I can't recall how many times I've read on Mormon websites that Ann Pitchforth (nee Hughlings)was Jewish. On the LDS site, there is an article by Paul Thomas Smith about John Taylor's mission to the British Isles. He says that "Elder Taylor rented quarters in the North Quay home of Mr. Solomon Pitchforth, a prosperous Jewish businessman" and later described Ann as Taylor's Jewish landlady.
Why did this error develop and perhaps more importantly why is it still being perpetuated 160 years after Ann's death?
Ann was the daughter of John Hughlings, a Collector of Excise, and had been born in 1801 at Grantham, her mother's home town. She had been educated as the daughter of a gentleman and was proficient at the piano having been taught by ‘the best German teachers’. For John Hughlings to have been a government official in the early nineteenth century, he would have had to be a communicant member of the Church of England.
Solomon was the son of Solomon Pitchforth and his wife Mercy Crowther. Solomon and Mercy's marriage took place in Halifax Church on August 10th 1789 and Solomon's baptism was recorded on May 25th 1781 and his marriage to Ann Highlings took place in Elland Church on October 3rd 1825.

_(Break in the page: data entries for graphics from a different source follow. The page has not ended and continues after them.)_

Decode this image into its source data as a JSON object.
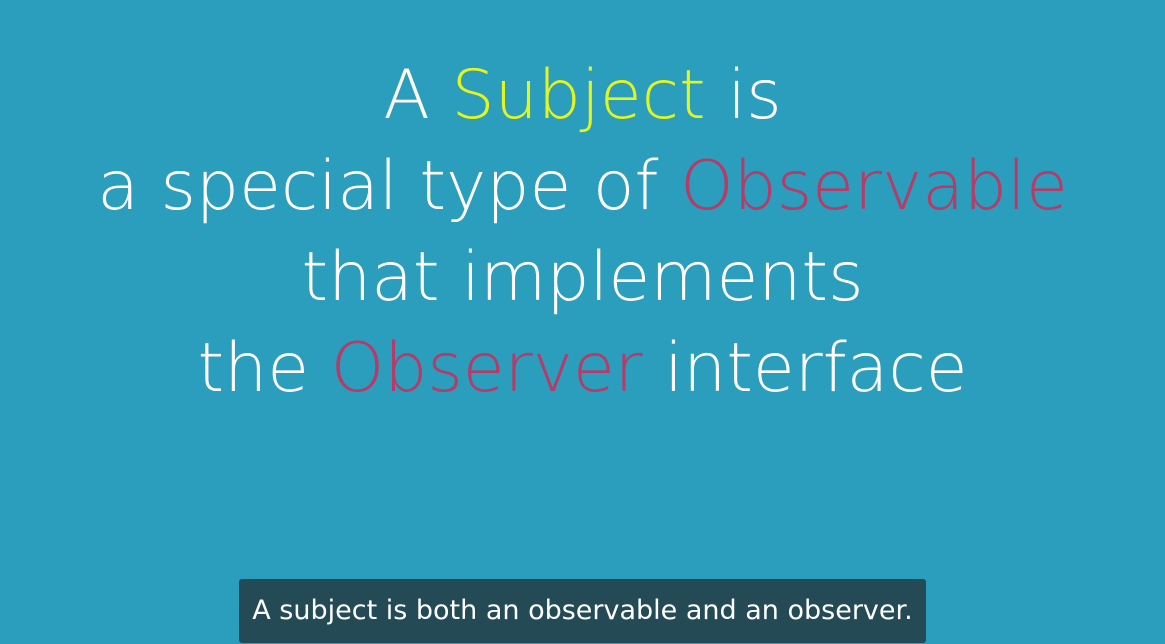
{
  "colors": {
    "background": "#2b9dbd",
    "text": "#ffffff",
    "subject_highlight": "#e3f51f",
    "observable_highlight": "#b83a67",
    "caption_background": "#234a55"
  },
  "slide": {
    "line1": {
      "a": "A",
      "subject": "Subject",
      "is": "is"
    },
    "line2": {
      "prefix": "a special type of",
      "observable": "Observable"
    },
    "line3": {
      "text": "that implements"
    },
    "line4": {
      "the": "the",
      "observer": "Observer",
      "suffix": "interface"
    }
  },
  "caption": {
    "text": "A subject is both an observable and an observer."
  }
}
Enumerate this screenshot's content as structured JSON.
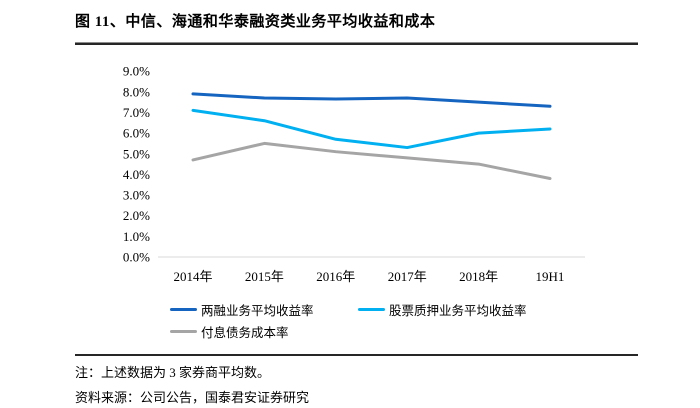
{
  "figure": {
    "title": "图 11、中信、海通和华泰融资类业务平均收益和成本",
    "note": "注：上述数据为 3 家券商平均数。",
    "source": "资料来源：公司公告，国泰君安证券研究"
  },
  "chart_data": {
    "type": "line",
    "categories": [
      "2014年",
      "2015年",
      "2016年",
      "2017年",
      "2018年",
      "19H1"
    ],
    "series": [
      {
        "name": "两融业务平均收益率",
        "color": "#1565C0",
        "values": [
          7.9,
          7.7,
          7.65,
          7.7,
          7.5,
          7.3
        ]
      },
      {
        "name": "股票质押业务平均收益率",
        "color": "#00B0F0",
        "values": [
          7.1,
          6.6,
          5.7,
          5.3,
          6.0,
          6.2
        ]
      },
      {
        "name": "付息债务成本率",
        "color": "#A5A5A5",
        "values": [
          4.7,
          5.5,
          5.1,
          4.8,
          4.5,
          3.8
        ]
      }
    ],
    "title": "",
    "xlabel": "",
    "ylabel": "",
    "ylim": [
      0,
      9
    ],
    "y_tick_labels": [
      "0.0%",
      "1.0%",
      "2.0%",
      "3.0%",
      "4.0%",
      "5.0%",
      "6.0%",
      "7.0%",
      "8.0%",
      "9.0%"
    ],
    "grid": false,
    "legend_position": "bottom-left",
    "axis_color": "#D9D9D9"
  }
}
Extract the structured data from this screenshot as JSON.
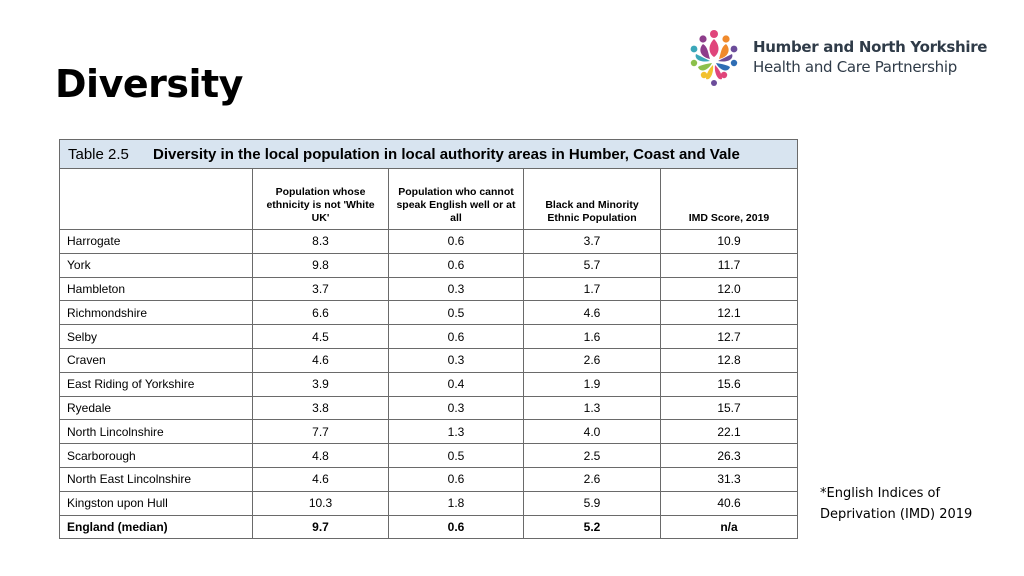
{
  "slide": {
    "title": "Diversity"
  },
  "logo": {
    "line1": "Humber and North Yorkshire",
    "line2": "Health and Care Partnership",
    "colors": [
      "#e0457b",
      "#8e3d8b",
      "#f08a2c",
      "#f2c12e",
      "#3aa7b9",
      "#2e6db4",
      "#8cc04b",
      "#6b4c9a"
    ]
  },
  "table": {
    "number": "Table 2.5",
    "caption": "Diversity in the local population in local authority areas in Humber, Coast and Vale",
    "columns": [
      "",
      "Population whose ethnicity is not 'White UK'",
      "Population who cannot speak English well or at all",
      "Black and Minority Ethnic Population",
      "IMD Score, 2019"
    ],
    "rows": [
      [
        "Harrogate",
        "8.3",
        "0.6",
        "3.7",
        "10.9"
      ],
      [
        "York",
        "9.8",
        "0.6",
        "5.7",
        "11.7"
      ],
      [
        "Hambleton",
        "3.7",
        "0.3",
        "1.7",
        "12.0"
      ],
      [
        "Richmondshire",
        "6.6",
        "0.5",
        "4.6",
        "12.1"
      ],
      [
        "Selby",
        "4.5",
        "0.6",
        "1.6",
        "12.7"
      ],
      [
        "Craven",
        "4.6",
        "0.3",
        "2.6",
        "12.8"
      ],
      [
        "East Riding of Yorkshire",
        "3.9",
        "0.4",
        "1.9",
        "15.6"
      ],
      [
        "Ryedale",
        "3.8",
        "0.3",
        "1.3",
        "15.7"
      ],
      [
        "North Lincolnshire",
        "7.7",
        "1.3",
        "4.0",
        "22.1"
      ],
      [
        "Scarborough",
        "4.8",
        "0.5",
        "2.5",
        "26.3"
      ],
      [
        "North East Lincolnshire",
        "4.6",
        "0.6",
        "2.6",
        "31.3"
      ],
      [
        "Kingston upon Hull",
        "10.3",
        "1.8",
        "5.9",
        "40.6"
      ]
    ],
    "total": [
      "England (median)",
      "9.7",
      "0.6",
      "5.2",
      "n/a"
    ]
  },
  "footnote": {
    "line1": "*English Indices of",
    "line2": "Deprivation (IMD) 2019"
  }
}
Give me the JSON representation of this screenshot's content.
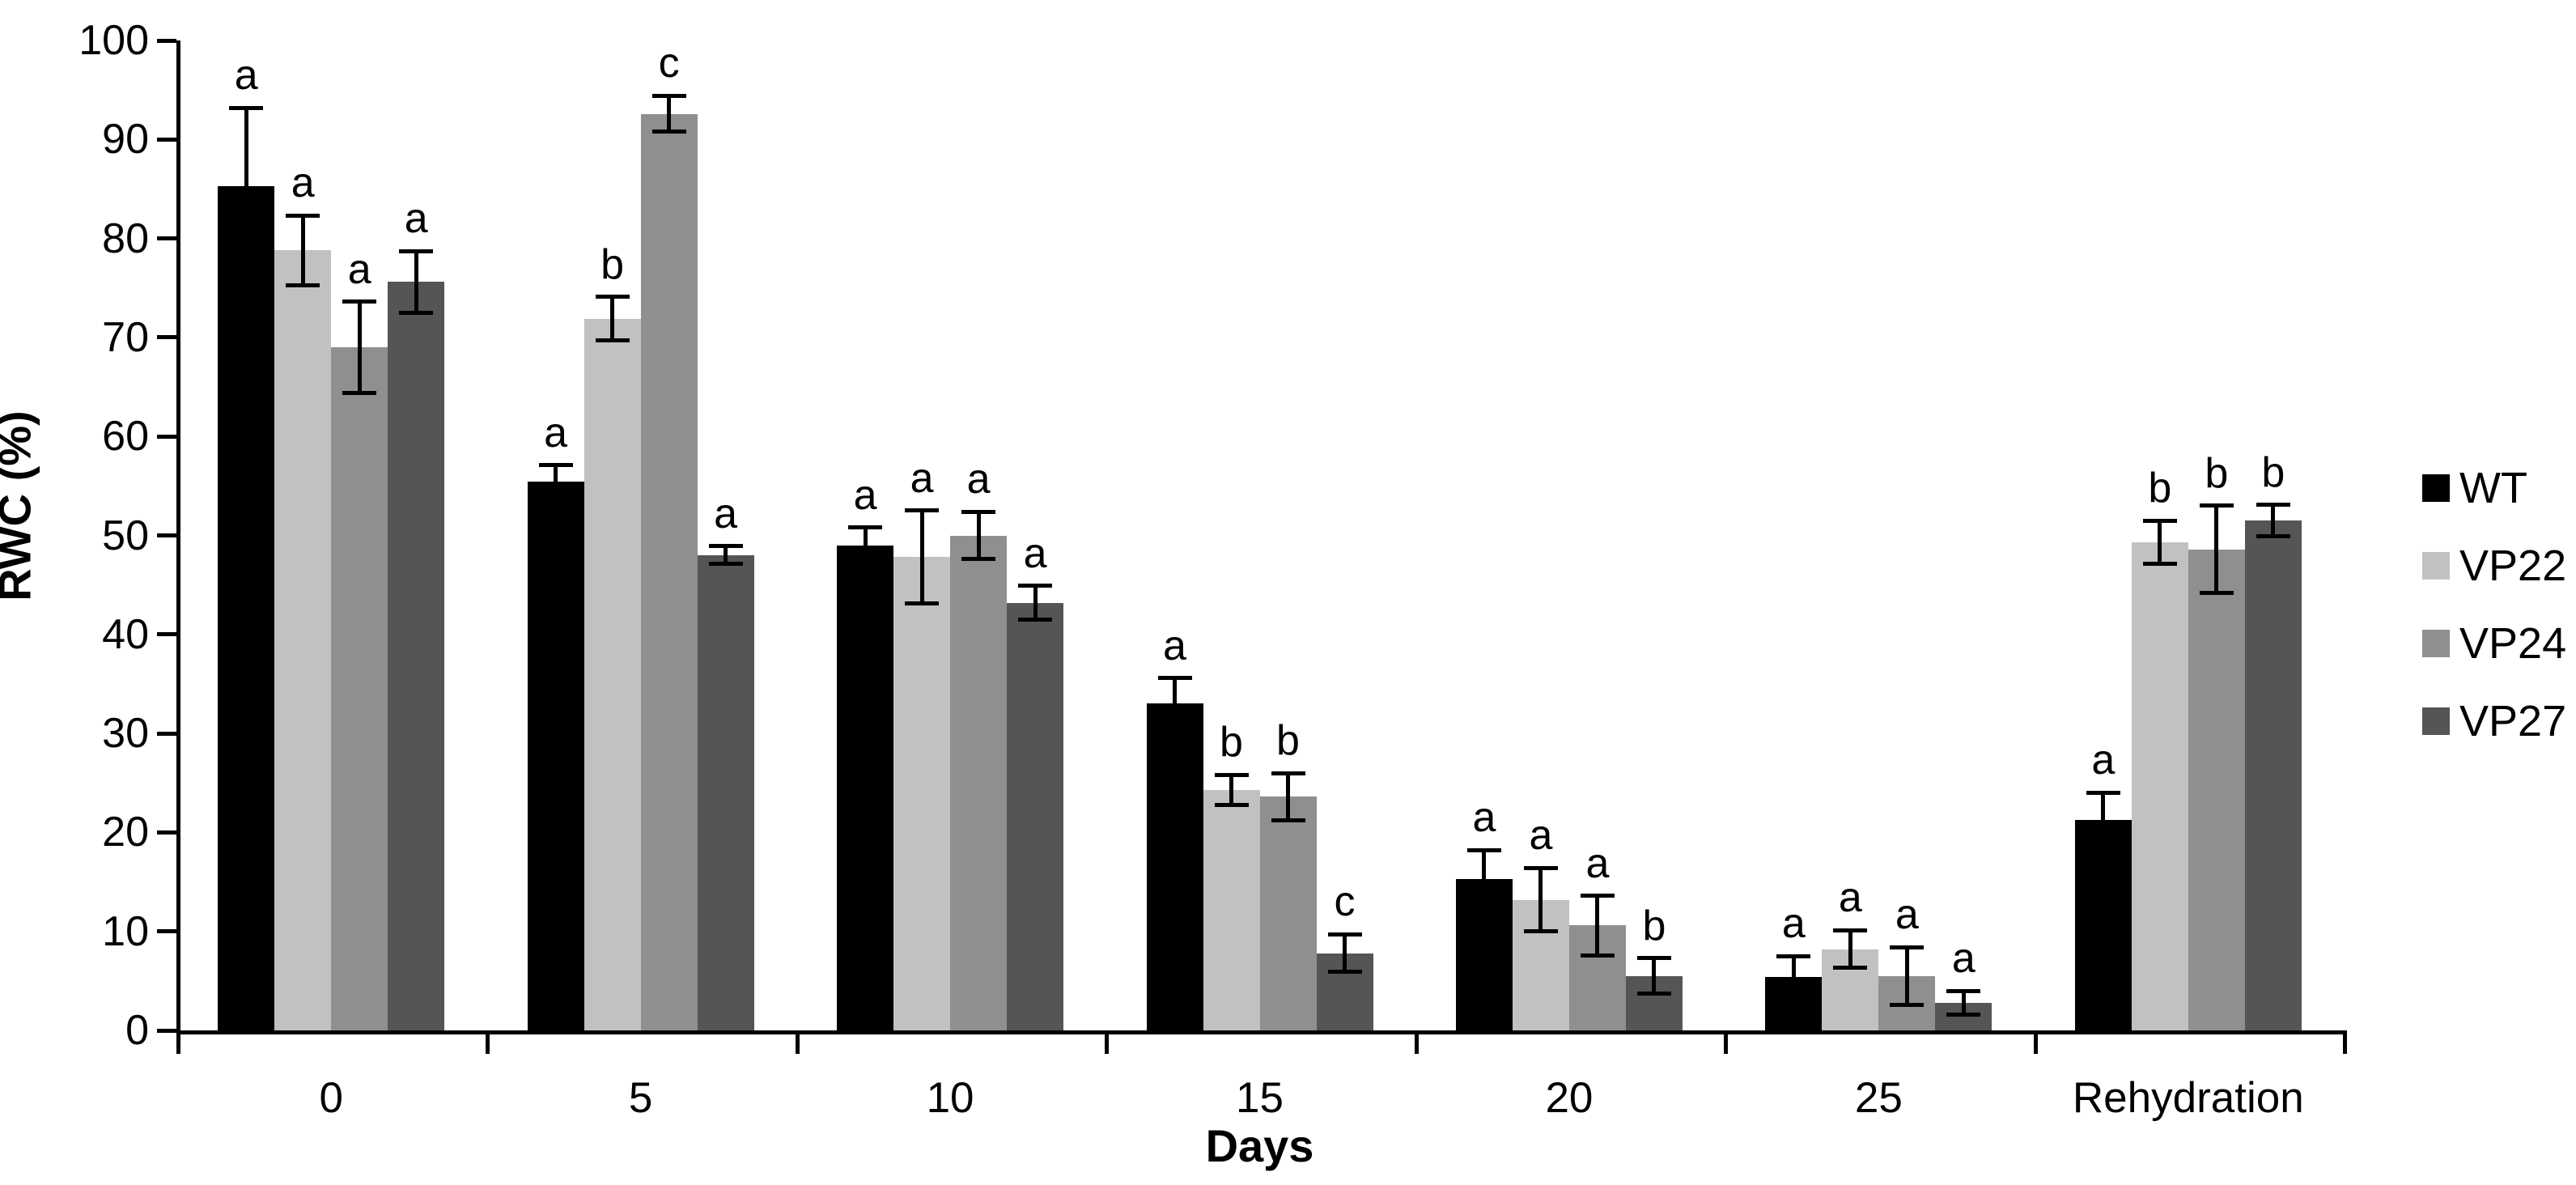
{
  "chart_data": {
    "type": "bar",
    "title": "",
    "xlabel": "Days",
    "ylabel": "RWC (%)",
    "ylim": [
      0,
      100
    ],
    "ytick_step": 10,
    "grid": false,
    "legend_position": "right",
    "axis_color": "#000000",
    "categories": [
      "0",
      "5",
      "10",
      "15",
      "20",
      "25",
      "Rehydration"
    ],
    "series": [
      {
        "name": "WT",
        "color": "#000000",
        "values": [
          85.3,
          55.4,
          49.0,
          33.0,
          15.3,
          5.4,
          21.3
        ],
        "errors": [
          7.9,
          1.7,
          1.8,
          2.6,
          2.9,
          2.1,
          2.7
        ],
        "letters": [
          "a",
          "a",
          "a",
          "a",
          "a",
          "a",
          "a"
        ]
      },
      {
        "name": "VP22",
        "color": "#c1c1c1",
        "values": [
          78.8,
          71.9,
          47.8,
          24.3,
          13.2,
          8.2,
          49.3
        ],
        "errors": [
          3.5,
          2.2,
          4.7,
          1.5,
          3.2,
          1.9,
          2.2
        ],
        "letters": [
          "a",
          "b",
          "a",
          "b",
          "a",
          "a",
          "b"
        ]
      },
      {
        "name": "VP24",
        "color": "#8f8f8f",
        "values": [
          69.0,
          92.6,
          50.0,
          23.6,
          10.6,
          5.5,
          48.6
        ],
        "errors": [
          4.6,
          1.8,
          2.4,
          2.4,
          3.0,
          2.9,
          4.4
        ],
        "letters": [
          "a",
          "c",
          "a",
          "b",
          "a",
          "a",
          "b"
        ]
      },
      {
        "name": "VP27",
        "color": "#555555",
        "values": [
          75.6,
          48.0,
          43.2,
          7.8,
          5.5,
          2.8,
          51.5
        ],
        "errors": [
          3.1,
          0.9,
          1.7,
          1.9,
          1.8,
          1.2,
          1.6
        ],
        "letters": [
          "a",
          "a",
          "a",
          "c",
          "b",
          "a",
          "b"
        ]
      }
    ]
  }
}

All the children of Solomon and Ann were baptised in Brighouse Church except the youngest who was born in the Isle of Man.
So all the evidence is that both the Hughlings and the Pitchforth families were solidly Christian.
The erroneous claim about Ann's religion stems from a letter she wrote to the LDS newspaper the "Millennial Star" after she arrived in America in which she described her “Jewish unbelieving heart.” But as David J. Whittaker in "John Taylor and Mormon Imprints in Europe, 1840–52" says it seems she was speaking figuratively rather than identifying her genealogical heritage.
Why does the error still persist after so long? Only the LDS can explain that!